Reflections on another year in Killington

By Merisa Sherman

I have been and always shall be a ski bum. While throughout my life, the journey has varied greatly, the message has always been the same: there is no peace, no salvation, without the feeling of floating across the surface of the earth. This may appear in different forms, in varying forms and seasons or sometimes not even seem like movement at all. I am kinetic. There must be movement, a graceful and rhythmic movement to the story of my life.

Over the snow

To be lost in the rhythm of your turns as you float over the groomers, amongst the trees or through the powder — to me, this movement defines my ski bum journey. I ski by myself, for myself. I reach out with my legs and my heart, feeling for answers in the snow. And then I embrace the wintry surface, pulling my skis towards my center, my heart.
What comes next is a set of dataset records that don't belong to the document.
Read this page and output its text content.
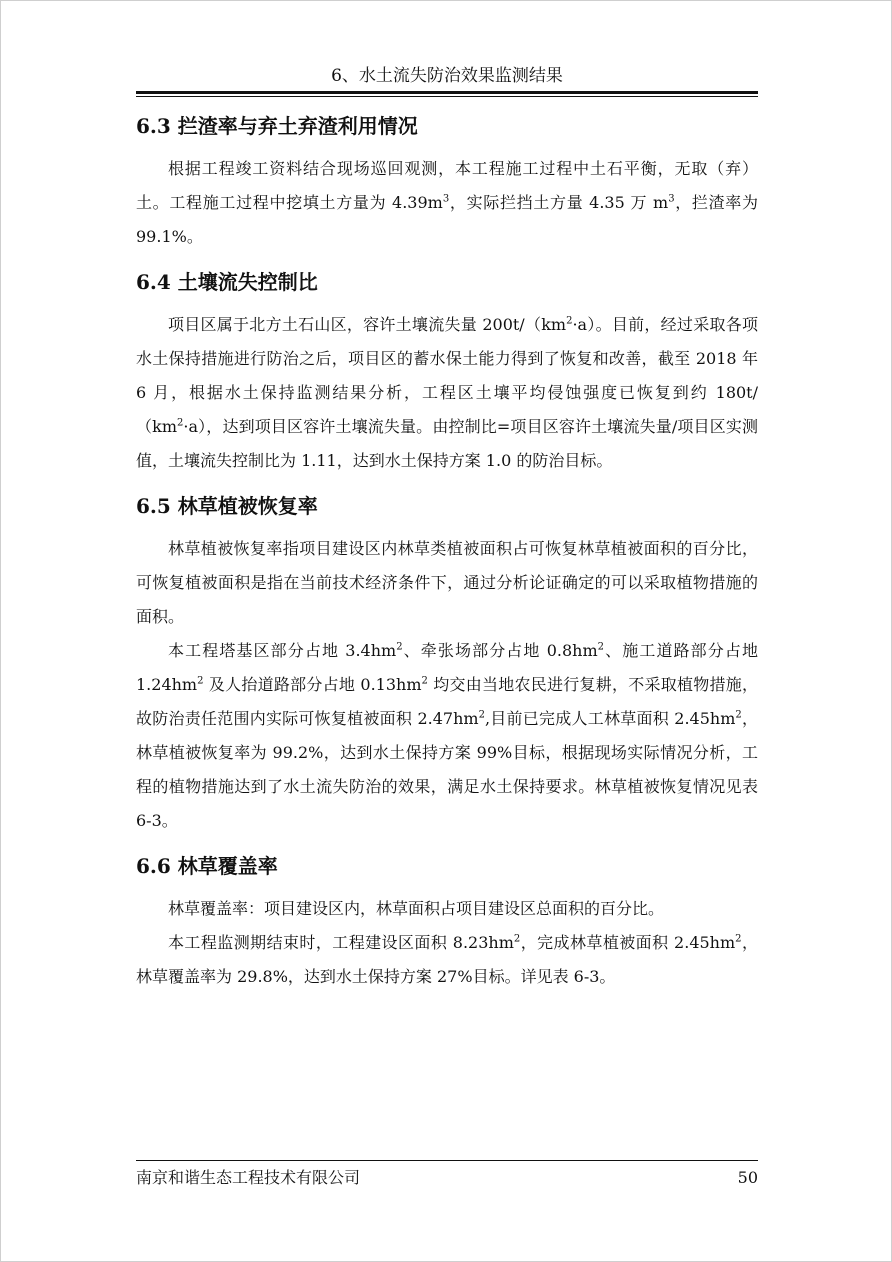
6、水土流失防治效果监测结果
6.3 拦渣率与弃土弃渣利用情况

根据工程竣工资料结合现场巡回观测，本工程施工过程中土石平衡，无取（弃）土。工程施工过程中挖填土方量为 $4.39m^3$，实际拦挡土方量 4.35 万 $m^3$，拦渣率为 99.1%。

6.4 土壤流失控制比

项目区属于北方土石山区，容许土壤流失量 $200t/(km^2\cdot a)$。目前，经过采取各项水土保持措施进行防治之后，项目区的蓄水保土能力得到了恢复和改善，截至 2018 年 6 月，根据水土保持监测结果分析，工程区土壤平均侵蚀强度已恢复到约 $180t/(km^2\cdot a)$，达到项目区容许土壤流失量。由控制比=项目区容许土壤流失量/项目区实测值，土壤流失控制比为 1.11，达到水土保持方案 1.0 的防治目标。

6.5 林草植被恢复率

林草植被恢复率指项目建设区内林草类植被面积占可恢复林草植被面积的百分比，可恢复植被面积是指在当前技术经济条件下，通过分析论证确定的可以采取植物措施的面积。

本工程塔基区部分占地 $3.4hm^2$、牵张场部分占地 $0.8hm^2$、施工道路部分占地 $1.24hm^2$ 及人抬道路部分占地 $0.13hm^2$ 均交由当地农民进行复耕，不采取植物措施，故防治责任范围内实际可恢复植被面积 $2.47hm^2$,目前已完成人工林草面积 $2.45hm^2$，林草植被恢复率为 99.2%，达到水土保持方案 99%目标，根据现场实际情况分析，工程的植物措施达到了水土流失防治的效果，满足水土保持要求。林草植被恢复情况见表 6-3。

6.6 林草覆盖率

林草覆盖率：项目建设区内，林草面积占项目建设区总面积的百分比。

本工程监测期结束时，工程建设区面积 $8.23hm^2$，完成林草植被面积 $2.45hm^2$，林草覆盖率为 29.8%，达到水土保持方案 27%目标。详见表 6-3。

南京和谐生态工程技术有限公司	50
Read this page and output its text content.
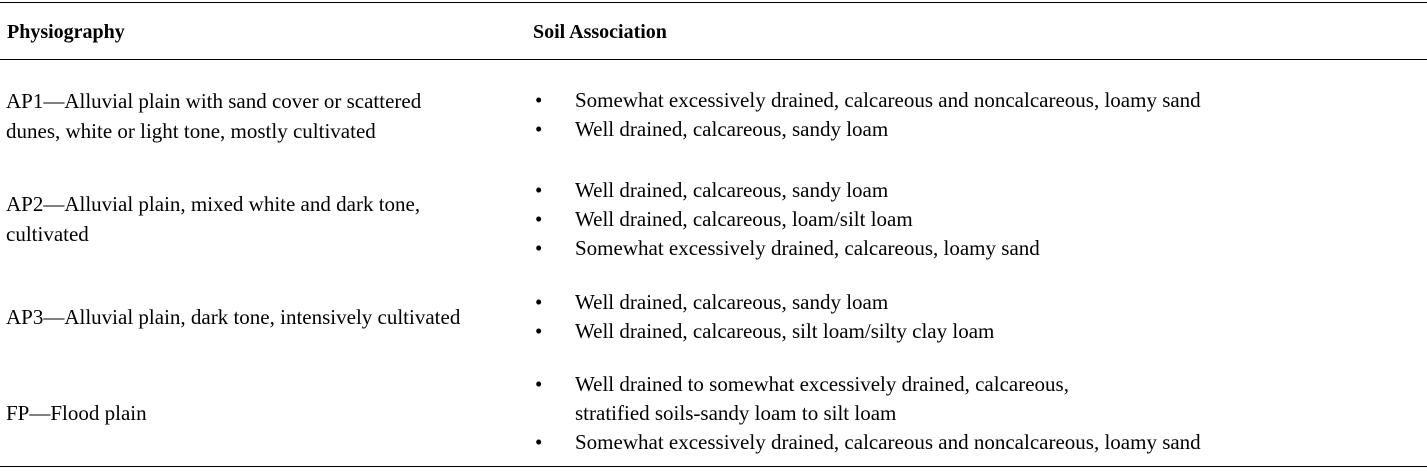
Physiography	Soil Association
AP1—Alluvial plain with sand cover or scattered
dunes, white or light tone, mostly cultivated
• Somewhat excessively drained, calcareous and noncalcareous, loamy sand
• Well drained, calcareous, sandy loam
AP2—Alluvial plain, mixed white and dark tone,
cultivated
• Well drained, calcareous, sandy loam
• Well drained, calcareous, loam/silt loam
• Somewhat excessively drained, calcareous, loamy sand
AP3—Alluvial plain, dark tone, intensively cultivated
• Well drained, calcareous, sandy loam
• Well drained, calcareous, silt loam/silty clay loam
FP—Flood plain
• Well drained to somewhat excessively drained, calcareous,
stratified soils-sandy loam to silt loam
• Somewhat excessively drained, calcareous and noncalcareous, loamy sand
Over and over again, we repeat this rhythm, getting lost in the dance with the surface of the snow. Whether it is the rhythm of the turns or each stride while we skin, with each repetition of the movement we become one with the mountain, floating toward the peace and salvation, through the rhythm of our movements, we are flying.

Over the water

As a rower in college and a flat water canoeist all my life, I have found the peace of floating over the water. With each stroke, I can feel the water gliding under my canoe. As I release the paddle from the water, the canoe begins to lighten and it floats gracefully along the surface of the water. Any falter in the rhythm of the stroke forces the canoe to sit heavy on the lake. When we find the perfect ratio of pull to recovery, the canoe seems to magically lift off the surface of the water. There is a sense of elevated calm, of nirvana, of peace. The tension drains from the mind and we are lifted away from the heaviness.

Over the earth

With the mountain as my backyard, I have found a new peace in the rhythm of my footsteps. There are moments when I feel as light as a deer, gently tapping the balls of my feet onto the rocky surface, as I run and hike through the woods. I am still learning, but I recognize these moments. They are familiar to me from years of playing in snow covered woods. And when I can find myself floating through the woods, I know it is the rhythm of my steps that has taken me to this place of peace. Each stride, each step, pulling me closer to a something of which I know not, but know just the same. There is magic in the movement.

Internal peace through movement

Throughout time, philosophers have been fascinated with internal peace. For many, it is holding the body still, freeing the individual to focus on the patterns within the mind. But for me, this stillness makes me frantic, like a mouse caught in a cage. I race about, searching desperately for a pattern, a rhythm, a movement that will free my mind. I need a rhythm, a dance, a song to make my soul take flight. To be making turns through the powder, to be paddling across a lake, to be running through the woods. These are the things where I can float; these are the things that bring me peace. And I could not be more grateful to have found myself in a place where movement is part of life.

Everyone here embraces some form of the active lifestyle, whether that is skiing or snowboarding, paddling or fishing, shoveling or gardening, running or hiking — we all love our natural landscape here and celebrate it every day. From the moment I found Killington, I really could not have imagined myself living anywhere else.

Thank you to everyone who has been reading my column these past few years. I cannot express how grateful I am and I hope to deliver more stories, adventures and deep thoughts in the year to come.

May you find the spirit of the mountains in your soul and may you have more days on snow this next year than you did in 2022. Happy New Year!